Éramos minúsculos, insignificantes, pequenos grãos de areia espezinhado por pés humanos e patas de animais. Era humilhante. Afinal éramos filhos de dois gigantes. Mas filhos de dois gigantes que quer por vontade, ou por força das circunstâncias nos abandonaram à nossa sorte….
E mesmo sabendo disso, o cheiro de maresia, que, consigo mar trazia e o som das suas ondas que, ora batiam impiediedosas na rocha, ora a afagavam com meiguice e murmúrios impercetíveis, eram o som e o cheiro que me acompanharam toda a minha existência, desde que eu era um minúsculo grão de areia.
Um dia, uma garra de um estranho animal de ferro recolheu-nos e lançou-nos para um calor atroz, parecia que, do mar tínhamos sido lançados para o sol e deixámos de ser grãos de areia. Éramos uma massa incandescente. Pensei que nos tivessem lançado para o meio de um vulcão, daqueles que as gaivotas nos contavam existir e nos tínhamos transformado naquela massa incandescente e perigosa que deles saíam. Foi quando umas mãos humanas com um tubo e movimento rápido nos sopraram e arrefeceram e renascemos como como um só. Renascemos numa única criatura: num copo de vinho.
Inicialmente pensei que agora era mais forte, até que vi o que acontecia nas mãos de humanos descuidados: éramos quebrados e dispensados como se de nada importante se tratasse. Alguns tinham sorte eram postos numa caixa em que os faziam renascer num novo objeto. Mesmo assim não deixava de ser um sofrimento.
Mas, eu durante muito tempo tive sorte. Puseram-me numa caixa almofadada, diziam que existiam poucos com a minha forma e por isso era especial. Gostara quando a humana que abrira caixa sorrira. As mãos dela eram suaves. E quando os seus lábios tocavam as minhas extremidades, as minhas bordas, era como se me beijasse. E eu que tinha sido, rejeitado, espezinhado, derretido, transformado e nunca acarinhado, resplandecia de prazer e tinha um brilho único. Era como se o vinho cor de sangue com que ela banhava o meu corpo me desse vida e me embriagasse não só com o vinho, mas com a vida, com a sua presença.

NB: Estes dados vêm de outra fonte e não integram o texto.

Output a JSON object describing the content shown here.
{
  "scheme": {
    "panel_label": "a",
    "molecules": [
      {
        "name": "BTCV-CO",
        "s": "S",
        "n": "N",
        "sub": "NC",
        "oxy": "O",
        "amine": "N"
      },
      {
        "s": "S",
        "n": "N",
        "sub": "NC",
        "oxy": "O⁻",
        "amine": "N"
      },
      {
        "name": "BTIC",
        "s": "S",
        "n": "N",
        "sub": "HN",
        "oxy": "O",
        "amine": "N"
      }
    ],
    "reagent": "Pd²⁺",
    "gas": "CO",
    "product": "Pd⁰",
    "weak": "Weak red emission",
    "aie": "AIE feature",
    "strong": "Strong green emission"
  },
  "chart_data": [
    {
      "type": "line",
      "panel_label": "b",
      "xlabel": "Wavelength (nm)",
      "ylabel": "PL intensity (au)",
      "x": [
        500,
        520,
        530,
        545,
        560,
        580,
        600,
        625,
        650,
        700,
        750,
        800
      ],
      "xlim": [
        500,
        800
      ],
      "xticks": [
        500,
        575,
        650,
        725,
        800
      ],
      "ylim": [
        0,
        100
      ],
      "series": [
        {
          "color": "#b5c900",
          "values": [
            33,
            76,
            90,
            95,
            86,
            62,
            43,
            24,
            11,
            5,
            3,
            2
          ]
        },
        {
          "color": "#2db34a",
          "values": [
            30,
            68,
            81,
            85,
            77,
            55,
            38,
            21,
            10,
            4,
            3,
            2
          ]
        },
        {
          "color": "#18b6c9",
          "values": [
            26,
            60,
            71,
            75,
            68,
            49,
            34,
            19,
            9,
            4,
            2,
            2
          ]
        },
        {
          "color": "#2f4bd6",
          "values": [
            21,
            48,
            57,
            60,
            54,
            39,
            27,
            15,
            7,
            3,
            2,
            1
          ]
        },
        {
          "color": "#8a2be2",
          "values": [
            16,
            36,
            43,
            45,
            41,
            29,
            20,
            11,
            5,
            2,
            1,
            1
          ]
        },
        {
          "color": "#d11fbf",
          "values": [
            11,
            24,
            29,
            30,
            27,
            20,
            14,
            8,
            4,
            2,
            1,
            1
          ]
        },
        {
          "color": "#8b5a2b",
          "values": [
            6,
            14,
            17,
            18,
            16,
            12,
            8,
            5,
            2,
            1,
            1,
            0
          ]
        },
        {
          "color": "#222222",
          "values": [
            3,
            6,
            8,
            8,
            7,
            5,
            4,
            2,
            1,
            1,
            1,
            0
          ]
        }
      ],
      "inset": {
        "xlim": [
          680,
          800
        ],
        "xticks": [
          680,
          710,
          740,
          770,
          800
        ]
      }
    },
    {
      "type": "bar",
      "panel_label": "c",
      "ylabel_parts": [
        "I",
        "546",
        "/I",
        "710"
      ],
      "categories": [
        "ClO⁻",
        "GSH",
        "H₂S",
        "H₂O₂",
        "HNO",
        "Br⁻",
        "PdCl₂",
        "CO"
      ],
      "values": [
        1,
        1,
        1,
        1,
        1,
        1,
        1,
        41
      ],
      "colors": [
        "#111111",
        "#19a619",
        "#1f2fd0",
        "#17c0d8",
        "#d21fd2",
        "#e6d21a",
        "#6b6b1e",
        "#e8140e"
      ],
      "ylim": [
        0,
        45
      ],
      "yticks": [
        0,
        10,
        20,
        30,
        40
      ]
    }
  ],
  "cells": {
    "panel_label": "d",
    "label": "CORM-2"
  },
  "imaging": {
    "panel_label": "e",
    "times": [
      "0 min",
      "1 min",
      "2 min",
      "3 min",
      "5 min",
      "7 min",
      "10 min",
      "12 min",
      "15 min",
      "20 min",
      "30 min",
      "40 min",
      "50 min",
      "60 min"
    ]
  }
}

O que mais me custava, era quando não era ela a pegar-me e permitia que outros lábios me tocassem, com mãos grosseiras, ásperas, pouco cuidadosas, com lábios ásperos , gordurosos, com bigodes farfalhudos que me agoniavam. E temia pela fragilidade do meu corpo naquelas mãos e noutras quando não era ela, quem me lavava.
Um dia nunca soube porquê, decidiu que o vinho só lhe sabia bem, se fosse eu, o seu copo. Não sei, talvez, o meu amor, a minha felicidade, se dissolvessem no vinho e a fizessem mais feliz.
Nesse dia toda a minha existência fez sentido.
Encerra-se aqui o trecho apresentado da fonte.